El quinto pilar: Disciplina

Este último pilar presenta unas características
distintas de los anteriores, ya que
no es visible ni puede medirse. Por ello,
no se puede considerar una técnica.

Disciplina hay que interpretarla como
compromiso, motivación o lo que es lo
mismo, creer en lo que estamos haciendo.
Este aspecto es muy importante,
ya que para que el sistema tenga éxito
deben participar todos sus miembros y
a todos los niveles organizativos. Debemos
convencer a las personas de la utilidad
de las 5S y de los beneficios que
obtendrán con su implantación.

Conclusiones

Es fácil apreciar la utilidad del método, ya
que las ventajas que se pueden obtener
son tangibles.

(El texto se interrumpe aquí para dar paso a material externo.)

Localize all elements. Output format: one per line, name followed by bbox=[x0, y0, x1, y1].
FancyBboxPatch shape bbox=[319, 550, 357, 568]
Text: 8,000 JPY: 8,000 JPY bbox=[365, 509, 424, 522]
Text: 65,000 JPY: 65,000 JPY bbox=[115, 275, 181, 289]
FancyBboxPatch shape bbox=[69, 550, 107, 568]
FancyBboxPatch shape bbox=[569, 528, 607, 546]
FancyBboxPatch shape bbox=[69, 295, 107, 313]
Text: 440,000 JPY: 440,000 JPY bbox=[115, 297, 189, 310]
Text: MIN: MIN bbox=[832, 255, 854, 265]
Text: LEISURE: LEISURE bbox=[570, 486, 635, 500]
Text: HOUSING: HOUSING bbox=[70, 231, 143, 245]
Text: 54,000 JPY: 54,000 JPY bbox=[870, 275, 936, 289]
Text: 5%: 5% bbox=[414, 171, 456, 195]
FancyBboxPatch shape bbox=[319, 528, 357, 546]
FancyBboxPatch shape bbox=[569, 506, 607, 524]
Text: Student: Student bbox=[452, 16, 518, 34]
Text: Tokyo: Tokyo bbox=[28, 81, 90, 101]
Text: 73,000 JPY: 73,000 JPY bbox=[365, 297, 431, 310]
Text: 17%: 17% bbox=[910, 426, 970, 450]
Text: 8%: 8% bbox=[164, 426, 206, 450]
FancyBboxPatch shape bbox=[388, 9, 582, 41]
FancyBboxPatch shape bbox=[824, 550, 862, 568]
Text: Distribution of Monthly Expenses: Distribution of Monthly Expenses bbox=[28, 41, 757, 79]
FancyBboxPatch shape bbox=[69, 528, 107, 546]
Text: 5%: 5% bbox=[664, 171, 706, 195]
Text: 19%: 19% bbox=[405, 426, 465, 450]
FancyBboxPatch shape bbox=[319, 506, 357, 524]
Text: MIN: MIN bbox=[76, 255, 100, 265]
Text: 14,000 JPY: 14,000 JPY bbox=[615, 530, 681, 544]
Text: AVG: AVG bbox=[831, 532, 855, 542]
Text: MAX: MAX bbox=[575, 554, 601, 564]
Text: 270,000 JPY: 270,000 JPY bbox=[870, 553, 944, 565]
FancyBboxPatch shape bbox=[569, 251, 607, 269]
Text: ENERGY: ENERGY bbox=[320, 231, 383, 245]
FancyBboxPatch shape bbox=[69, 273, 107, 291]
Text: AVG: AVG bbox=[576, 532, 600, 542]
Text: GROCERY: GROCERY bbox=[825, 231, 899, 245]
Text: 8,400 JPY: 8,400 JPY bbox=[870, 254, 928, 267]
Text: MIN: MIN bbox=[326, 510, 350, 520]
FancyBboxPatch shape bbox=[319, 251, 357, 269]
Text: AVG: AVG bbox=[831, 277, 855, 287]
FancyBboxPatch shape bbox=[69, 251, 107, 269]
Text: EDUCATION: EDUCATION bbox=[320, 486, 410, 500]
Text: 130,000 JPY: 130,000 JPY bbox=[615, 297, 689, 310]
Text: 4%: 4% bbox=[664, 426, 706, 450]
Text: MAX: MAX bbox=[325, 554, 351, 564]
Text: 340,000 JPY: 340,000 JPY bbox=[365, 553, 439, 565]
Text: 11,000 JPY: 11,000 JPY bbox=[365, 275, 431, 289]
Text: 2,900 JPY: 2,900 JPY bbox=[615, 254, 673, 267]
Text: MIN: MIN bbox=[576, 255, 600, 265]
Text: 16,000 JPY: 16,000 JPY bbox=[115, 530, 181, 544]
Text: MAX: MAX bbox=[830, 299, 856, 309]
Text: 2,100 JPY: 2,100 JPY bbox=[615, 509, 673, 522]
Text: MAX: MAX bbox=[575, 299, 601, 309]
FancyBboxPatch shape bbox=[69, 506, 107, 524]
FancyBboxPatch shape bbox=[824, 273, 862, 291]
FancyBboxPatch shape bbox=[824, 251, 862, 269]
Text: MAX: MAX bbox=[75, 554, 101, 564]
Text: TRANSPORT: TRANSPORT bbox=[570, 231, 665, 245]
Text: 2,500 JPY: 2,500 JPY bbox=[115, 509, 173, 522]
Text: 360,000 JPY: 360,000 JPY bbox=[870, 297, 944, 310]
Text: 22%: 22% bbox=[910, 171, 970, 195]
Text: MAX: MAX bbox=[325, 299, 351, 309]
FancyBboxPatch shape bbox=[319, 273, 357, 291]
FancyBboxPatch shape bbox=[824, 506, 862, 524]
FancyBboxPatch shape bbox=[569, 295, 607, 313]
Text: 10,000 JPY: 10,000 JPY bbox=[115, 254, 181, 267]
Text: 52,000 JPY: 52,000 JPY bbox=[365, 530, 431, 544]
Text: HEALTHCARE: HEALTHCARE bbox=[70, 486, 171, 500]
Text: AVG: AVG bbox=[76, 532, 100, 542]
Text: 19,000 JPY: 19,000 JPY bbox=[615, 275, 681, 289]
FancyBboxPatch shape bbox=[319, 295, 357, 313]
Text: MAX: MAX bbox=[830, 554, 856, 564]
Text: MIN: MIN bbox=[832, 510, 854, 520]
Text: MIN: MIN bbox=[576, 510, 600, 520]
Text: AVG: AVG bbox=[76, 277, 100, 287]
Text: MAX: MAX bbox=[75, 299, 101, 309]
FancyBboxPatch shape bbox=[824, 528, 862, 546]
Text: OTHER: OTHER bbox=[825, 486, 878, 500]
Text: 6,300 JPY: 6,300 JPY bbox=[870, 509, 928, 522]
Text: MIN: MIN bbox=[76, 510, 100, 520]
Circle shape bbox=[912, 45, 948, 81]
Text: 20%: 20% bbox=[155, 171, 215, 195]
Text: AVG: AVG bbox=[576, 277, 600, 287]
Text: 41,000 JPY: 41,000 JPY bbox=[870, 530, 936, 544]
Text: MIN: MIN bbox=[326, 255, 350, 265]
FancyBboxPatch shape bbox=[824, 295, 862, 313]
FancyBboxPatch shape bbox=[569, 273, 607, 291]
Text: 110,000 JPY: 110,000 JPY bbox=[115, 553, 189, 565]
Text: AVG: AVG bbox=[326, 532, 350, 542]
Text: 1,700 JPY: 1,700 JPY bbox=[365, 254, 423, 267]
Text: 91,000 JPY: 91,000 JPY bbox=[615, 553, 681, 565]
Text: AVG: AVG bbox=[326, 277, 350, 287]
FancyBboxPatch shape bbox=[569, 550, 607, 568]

No obstante, como sabemos,
no todas las empresas e instituciones
aplican esta metodología; por tanto,
no debemos menospreciar la dificultad
de su implantación. Se requieren de una
serie de condicionantes, de que en algunos
casos las empresas de nuestro entorno
carecen, como una planificación a
largo plazo del sistema productivo y una
fidelización del personal en su puesto de
trabajo. La temporalidad no beneficia la
implantación, la información que se suministra
al personal en algunos casos no
es lo fluida ni lo suficiente que debería
ser, etc.

En resumen, deberemos tener presente
la dificultad de su implantación,
el convencimiento de todos los componentes,
desde el equipo directivo hasta
los operarios, pasando por los mandos
intermedios, así como la realización de
controles y la mejora continua del mismo.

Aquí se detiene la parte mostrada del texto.